As doctors, we are specialists in managing medical conditions of our patients within our chosen specialties. So why do we think we are business geniuses too?

I’m not making a blanket statement that all physicians have poor business skills. But the most prudent medical practices assess their business prowess and hire the best specialists to fill in the deficiencies. Consider the following suggestions if you think you might need a second opinion about your medical practice.

1. Analyze your business operations.

  • Look at workflow at all levels of the practice (front desk to nursing to practitioners) and streamline inefficient practices.
  • Analyze scheduling carefully. Are there too many gaps in the number of patients seen in a day? Are your providers seeing enough patients to cover their part of the overhead plus extra for practice profit?
  • Audit the coding done by providers. Are they capturing all the revenue that you are due?
  • Look at your inventory, both medical and non-medical. Do you have excess items sitting on shelves?
  • Look at your food budget. Are you buying lunch or dinners for the practice often? Perhaps you should cut back if your bottom line is suffering.

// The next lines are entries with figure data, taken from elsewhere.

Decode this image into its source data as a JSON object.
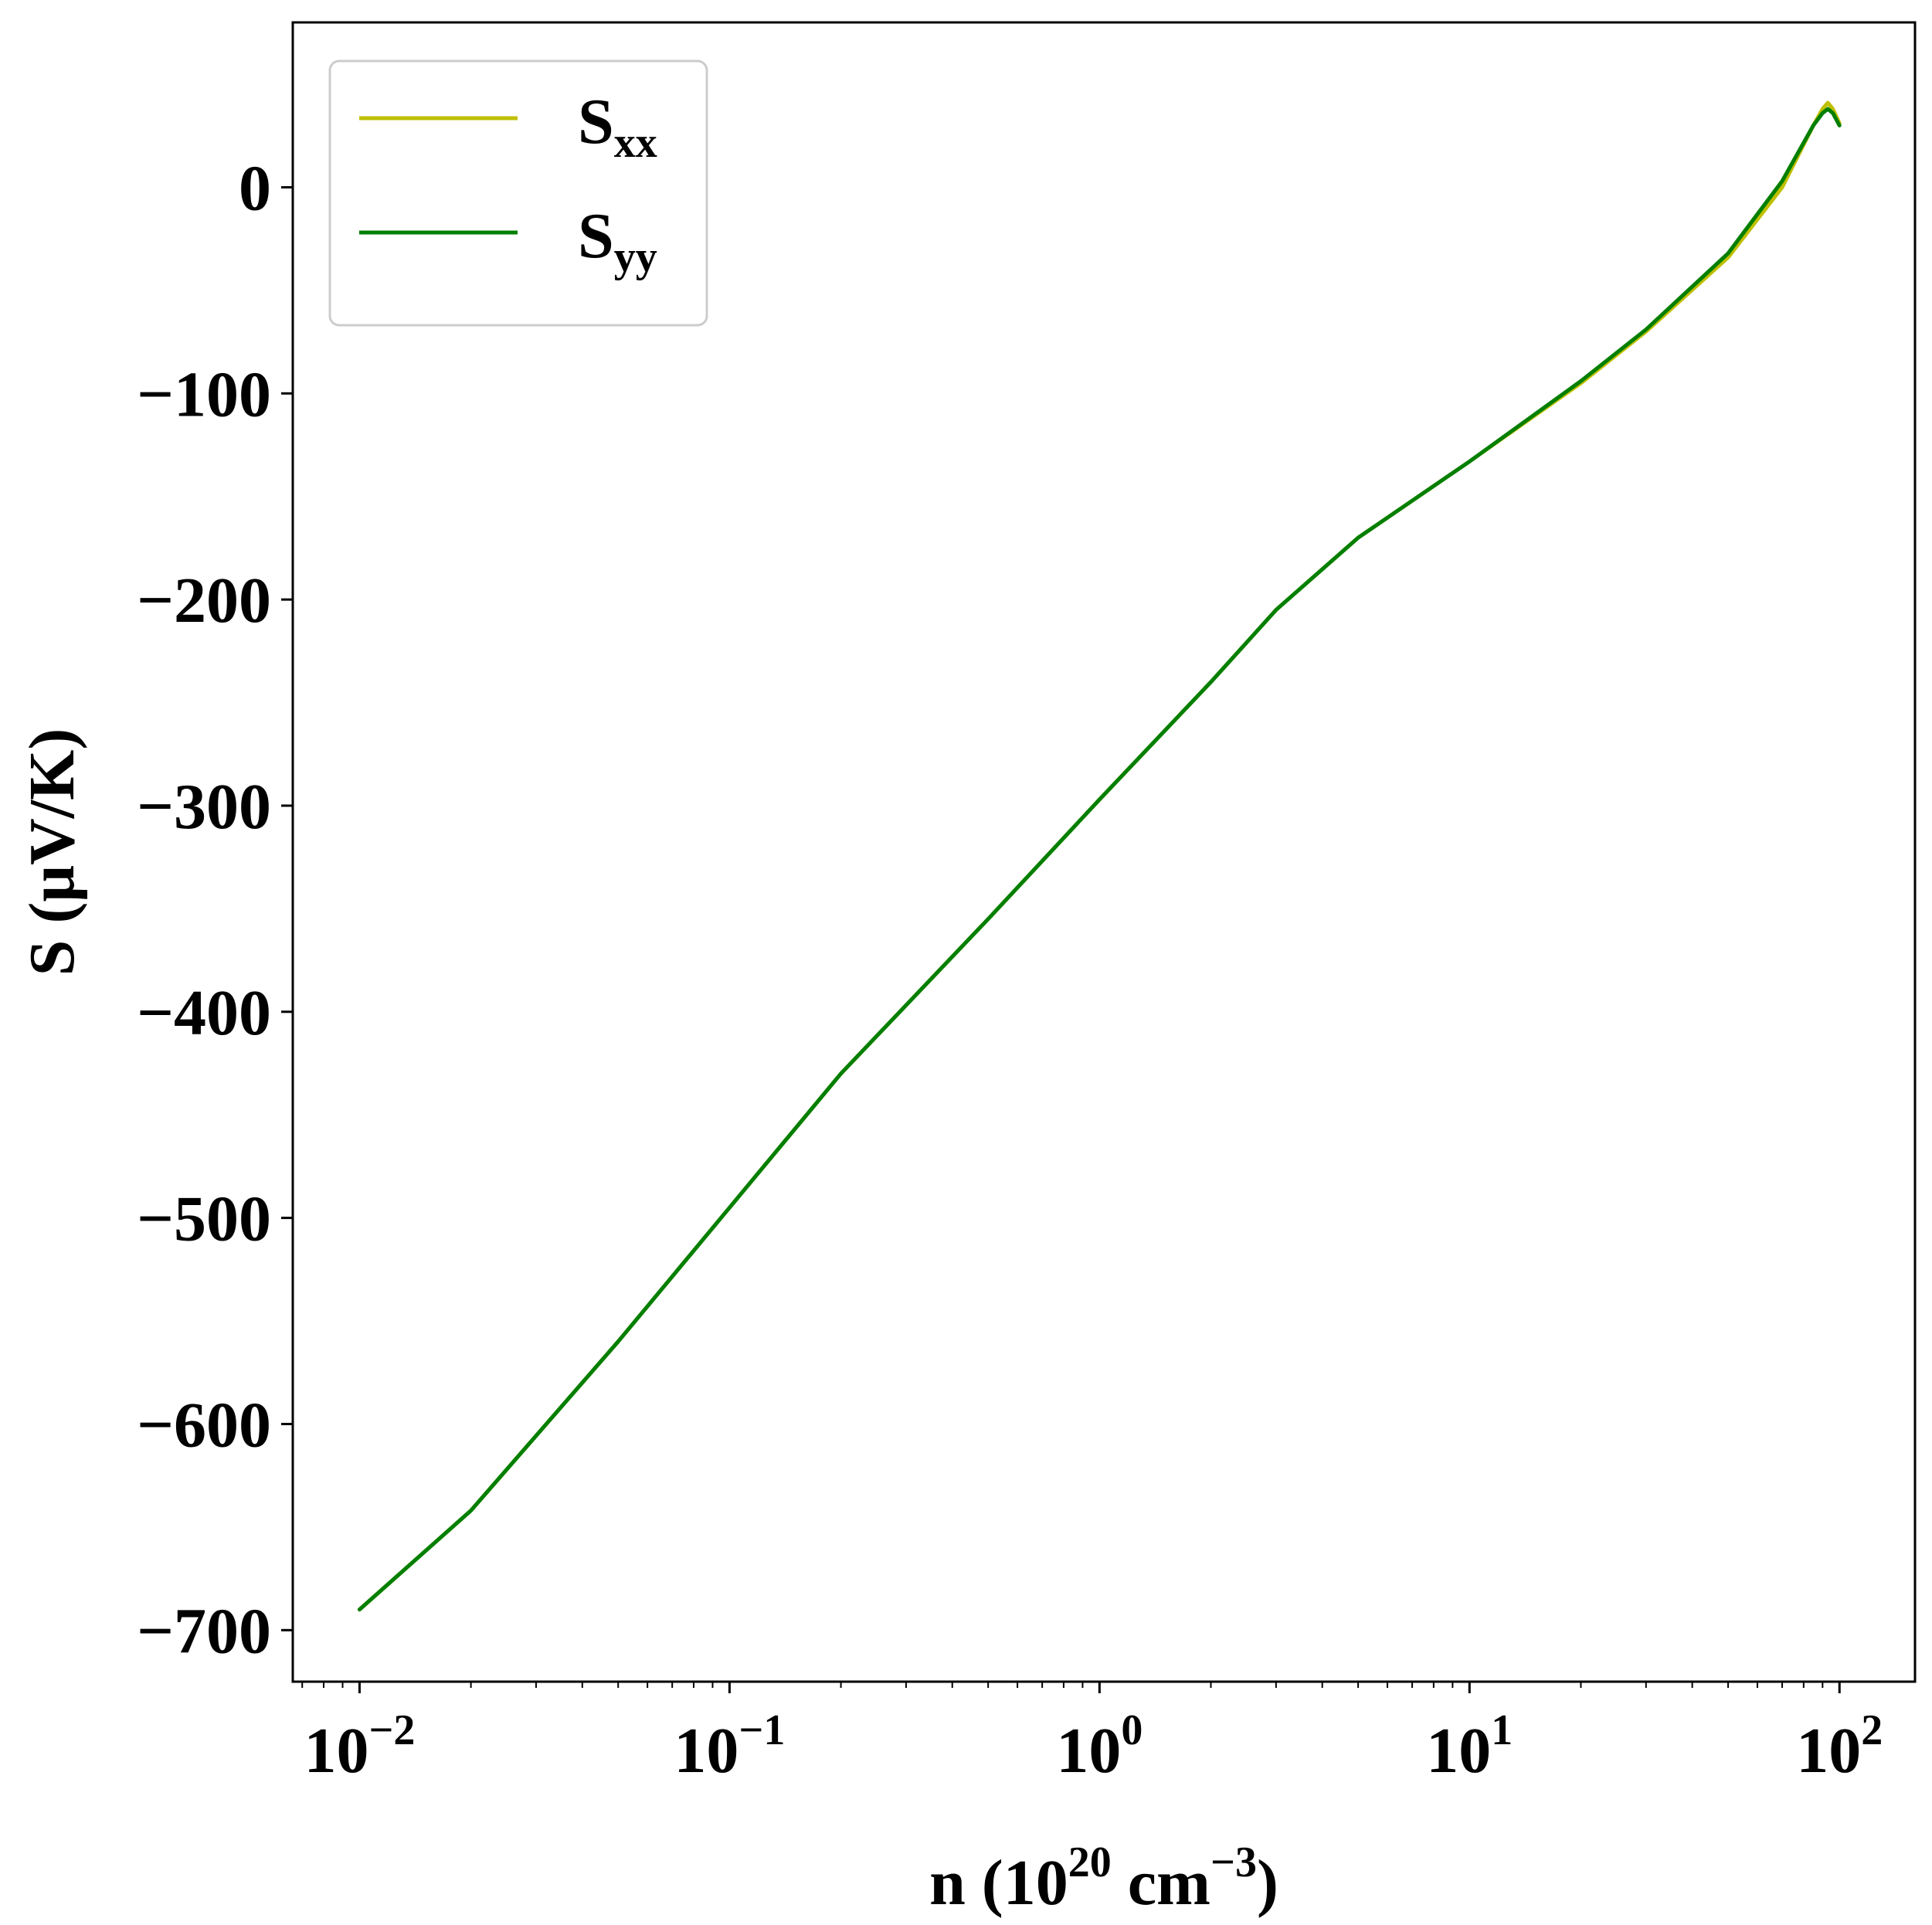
{
  "chart_data": {
    "type": "line",
    "xlabel": {
      "base": "n (10",
      "exp1": "20",
      "mid": " cm",
      "exp2": "−3",
      "end": ")"
    },
    "ylabel": "S (μV/K)",
    "xscale": "log",
    "xlim": [
      0.0066,
      160
    ],
    "ylim": [
      -725,
      80
    ],
    "x_ticks": [
      {
        "value": 0.01,
        "base": "10",
        "exp": "−2"
      },
      {
        "value": 0.1,
        "base": "10",
        "exp": "−1"
      },
      {
        "value": 1,
        "base": "10",
        "exp": "0"
      },
      {
        "value": 10,
        "base": "10",
        "exp": "1"
      },
      {
        "value": 100,
        "base": "10",
        "exp": "2"
      }
    ],
    "y_ticks": [
      {
        "value": 0,
        "label": "0"
      },
      {
        "value": -100,
        "label": "−100"
      },
      {
        "value": -200,
        "label": "−200"
      },
      {
        "value": -300,
        "label": "−300"
      },
      {
        "value": -400,
        "label": "−400"
      },
      {
        "value": -500,
        "label": "−500"
      },
      {
        "value": -600,
        "label": "−600"
      },
      {
        "value": -700,
        "label": "−700"
      }
    ],
    "grid": false,
    "legend": {
      "position": "top-left"
    },
    "series": [
      {
        "name": {
          "base": "S",
          "sub": "xx"
        },
        "color": "#bfbf00",
        "x": [
          0.01,
          0.02,
          0.05,
          0.1,
          0.2,
          0.5,
          1,
          2,
          3,
          5,
          10,
          20,
          30,
          50,
          70,
          85,
          90,
          93,
          96,
          100
        ],
        "y": [
          -690,
          -642,
          -560,
          -495,
          -430,
          -355,
          -297,
          -240,
          -205,
          -170,
          -133,
          -95,
          -70,
          -34,
          0,
          30,
          38,
          41,
          38,
          31
        ]
      },
      {
        "name": {
          "base": "S",
          "sub": "yy"
        },
        "color": "#007f00",
        "x": [
          0.01,
          0.02,
          0.05,
          0.1,
          0.2,
          0.5,
          1,
          2,
          3,
          5,
          10,
          20,
          30,
          50,
          70,
          85,
          90,
          93,
          96,
          100
        ],
        "y": [
          -690,
          -642,
          -560,
          -495,
          -430,
          -355,
          -297,
          -240,
          -205,
          -170,
          -133,
          -94,
          -69,
          -32,
          3,
          30,
          36,
          38,
          36,
          30
        ]
      }
    ]
  }
}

2. Employ a good practice manager. The ideal practice manager will have management education and relevant experience. If you already have a trusted and capable office administration, offer educational opportunities to improve their skills. The Medical Group Management Association has lots of courses, books, and meetings that will give your practice manager loads of extra information and training.

3. Hire a new accountant to go over the books as a second opinion. A fresh set of eyes can pinpoint problems more quickly. And don’t just hire them, listen to them.

4. Consider hiring a business consultant. Similar to an accountant, the consultant can help you analyze your business operations and provide you with additional insight. Think of this as an investment, not as an expense.

The most important thing for a medical practice is for it to remain profitable. Yes, you must give the best care to your patients, but if you are not making money, you won’t be in practice to take care of those patients. And you won’t be able to hire the best talent nor purchase the latest new medical technology in the future.

Lastly, don’t wait until you are already in debt. Take a look at your practice today to spot areas that need improvement. Don’t be like my friend’s practice and suddenly find yourself in trouble. Preventive care applies to practices as well as patients.